Sequenza tratta dal documentario “Me ne frego”
Sotto i colpi della campagna Anti-Lei cadrà anche una rivista femminile che Rizzoli aveva chiamato Lei. Lei, terza persona singolare femminile, non Lei pronome allocutivo. Non ci fu nulla da fare e il periodico cambiò nome diventando… Annabella. Con gran soddisfazione di Achille Starace che, zelante segretario del Pnf dal ’31 al ’39, inviava a gerarchi e membri del partito le sue direttive (i “Fogli di disposizione del P.N.F.”) sulla politica linguistica del Regime. Ancora una volta, ascoltando la voce di Starace ripreso in primo piano – una rarità nei Giornali Luce poiché primi piani e presa diretta si riservavano soprattutto al Duce – non si può che apprezzare il paziente e accurato lavoro di indagine nell’archivio Luce svolto dalla ricercatrice e storica del cinema Giovannella Rendi che ha fatto emergere sequenze e suoni non scontati e conosciuti da pochi.
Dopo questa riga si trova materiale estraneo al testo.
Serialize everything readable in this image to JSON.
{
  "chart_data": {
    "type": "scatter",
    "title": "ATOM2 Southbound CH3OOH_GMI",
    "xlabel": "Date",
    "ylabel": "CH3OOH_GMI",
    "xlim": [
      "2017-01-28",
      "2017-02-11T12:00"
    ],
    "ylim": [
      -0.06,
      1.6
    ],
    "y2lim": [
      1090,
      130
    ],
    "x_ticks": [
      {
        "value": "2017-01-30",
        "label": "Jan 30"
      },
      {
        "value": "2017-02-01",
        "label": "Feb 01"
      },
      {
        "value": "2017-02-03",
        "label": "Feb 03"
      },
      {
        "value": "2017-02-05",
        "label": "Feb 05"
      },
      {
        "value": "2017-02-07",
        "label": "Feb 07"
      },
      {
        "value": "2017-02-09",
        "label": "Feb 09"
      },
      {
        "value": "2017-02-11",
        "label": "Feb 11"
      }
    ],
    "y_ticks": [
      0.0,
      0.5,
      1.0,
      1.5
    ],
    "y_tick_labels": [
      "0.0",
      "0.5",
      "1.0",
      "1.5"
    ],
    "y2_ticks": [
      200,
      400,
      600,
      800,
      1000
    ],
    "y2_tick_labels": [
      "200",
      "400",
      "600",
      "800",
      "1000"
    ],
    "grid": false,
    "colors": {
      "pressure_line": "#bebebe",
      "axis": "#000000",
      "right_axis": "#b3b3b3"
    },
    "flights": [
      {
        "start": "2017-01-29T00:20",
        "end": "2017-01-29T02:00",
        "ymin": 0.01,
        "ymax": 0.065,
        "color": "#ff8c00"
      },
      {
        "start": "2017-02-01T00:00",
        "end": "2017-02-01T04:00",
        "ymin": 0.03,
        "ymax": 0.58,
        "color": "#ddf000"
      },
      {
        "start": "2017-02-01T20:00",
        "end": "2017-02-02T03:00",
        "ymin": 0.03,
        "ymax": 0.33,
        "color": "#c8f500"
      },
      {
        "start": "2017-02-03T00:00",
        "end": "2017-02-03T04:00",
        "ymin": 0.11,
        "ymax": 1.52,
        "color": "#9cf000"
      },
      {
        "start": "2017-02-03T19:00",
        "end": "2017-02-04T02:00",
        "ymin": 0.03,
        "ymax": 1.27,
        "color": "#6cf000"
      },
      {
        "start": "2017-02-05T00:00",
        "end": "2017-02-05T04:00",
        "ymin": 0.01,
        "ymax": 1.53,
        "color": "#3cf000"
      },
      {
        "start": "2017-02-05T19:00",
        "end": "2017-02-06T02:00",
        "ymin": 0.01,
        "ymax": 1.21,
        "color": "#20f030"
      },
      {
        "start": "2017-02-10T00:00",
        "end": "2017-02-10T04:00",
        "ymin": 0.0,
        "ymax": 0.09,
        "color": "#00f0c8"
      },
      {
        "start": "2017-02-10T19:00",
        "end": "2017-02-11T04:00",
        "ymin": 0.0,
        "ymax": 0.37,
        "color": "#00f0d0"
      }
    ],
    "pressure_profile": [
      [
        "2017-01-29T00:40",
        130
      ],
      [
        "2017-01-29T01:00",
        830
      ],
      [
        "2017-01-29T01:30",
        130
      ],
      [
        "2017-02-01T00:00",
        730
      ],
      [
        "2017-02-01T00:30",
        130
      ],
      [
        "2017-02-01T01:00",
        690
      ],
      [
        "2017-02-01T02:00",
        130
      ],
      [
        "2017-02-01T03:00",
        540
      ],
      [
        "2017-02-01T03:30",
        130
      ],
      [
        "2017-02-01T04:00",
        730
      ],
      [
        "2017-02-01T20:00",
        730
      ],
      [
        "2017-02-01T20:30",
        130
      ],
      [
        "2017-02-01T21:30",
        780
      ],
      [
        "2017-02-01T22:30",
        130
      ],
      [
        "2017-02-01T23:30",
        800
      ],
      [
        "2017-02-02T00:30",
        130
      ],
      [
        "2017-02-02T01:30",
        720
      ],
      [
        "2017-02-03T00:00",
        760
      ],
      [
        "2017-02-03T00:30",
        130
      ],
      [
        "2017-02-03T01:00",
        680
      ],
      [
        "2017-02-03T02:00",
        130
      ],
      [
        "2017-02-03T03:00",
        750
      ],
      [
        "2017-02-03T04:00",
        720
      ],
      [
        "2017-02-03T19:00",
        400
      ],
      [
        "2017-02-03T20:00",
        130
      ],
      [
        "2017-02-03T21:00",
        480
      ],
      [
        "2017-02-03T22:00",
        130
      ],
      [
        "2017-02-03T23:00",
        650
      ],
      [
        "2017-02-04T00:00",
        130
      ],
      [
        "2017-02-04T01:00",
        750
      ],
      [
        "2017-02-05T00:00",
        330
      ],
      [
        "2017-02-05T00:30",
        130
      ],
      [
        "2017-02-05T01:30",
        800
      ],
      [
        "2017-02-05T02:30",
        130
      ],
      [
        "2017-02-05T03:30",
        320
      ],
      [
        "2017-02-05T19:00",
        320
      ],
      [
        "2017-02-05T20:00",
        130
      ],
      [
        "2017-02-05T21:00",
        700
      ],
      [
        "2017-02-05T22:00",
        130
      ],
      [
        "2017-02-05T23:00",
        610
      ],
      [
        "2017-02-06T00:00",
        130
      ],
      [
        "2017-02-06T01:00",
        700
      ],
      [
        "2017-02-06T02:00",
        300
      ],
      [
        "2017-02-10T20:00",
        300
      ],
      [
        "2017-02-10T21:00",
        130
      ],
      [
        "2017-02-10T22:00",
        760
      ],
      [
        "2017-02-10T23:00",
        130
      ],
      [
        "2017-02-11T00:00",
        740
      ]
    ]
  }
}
Per godere fino in fondo della bellezza e del fascino di queste immagini in alta definizione provate a vederle scorrere togliendo l’audio, contemplando solo i volti in bianco e nero degli alunni a scuola durante le cerimonie delle Befane fasciste…non ve ne pentirete. La regia di Vanni Gandolfo, il montaggio spesso ironico di Patrizia Penzo hanno dato movimento e leggerezza ad un documentario “uscito fuori” dal mondo accademico.
Il documentario è stato presentato alla Mostra del cinema di Venezia, all’Università La Sapienza di Roma da Giovanni Sabbatucci, Lucia Serianni, Valeria Della Valle il 17 ottobre scorso; è stato proiettato ieri al Bea Café alla presenza dell’autrice e del regista. Edito da Cinecittà Luce Me ne frego è disponibile in DVD. Il supporto contiene anche un bel documentario del 1937, con voci dialettali in presa diretta, ambientato a Venezia –“ Vita di mercati” – di Geni Sadero, regista di altri ritratti del Veneto conservati dall’archivio di Cinecittà Luce.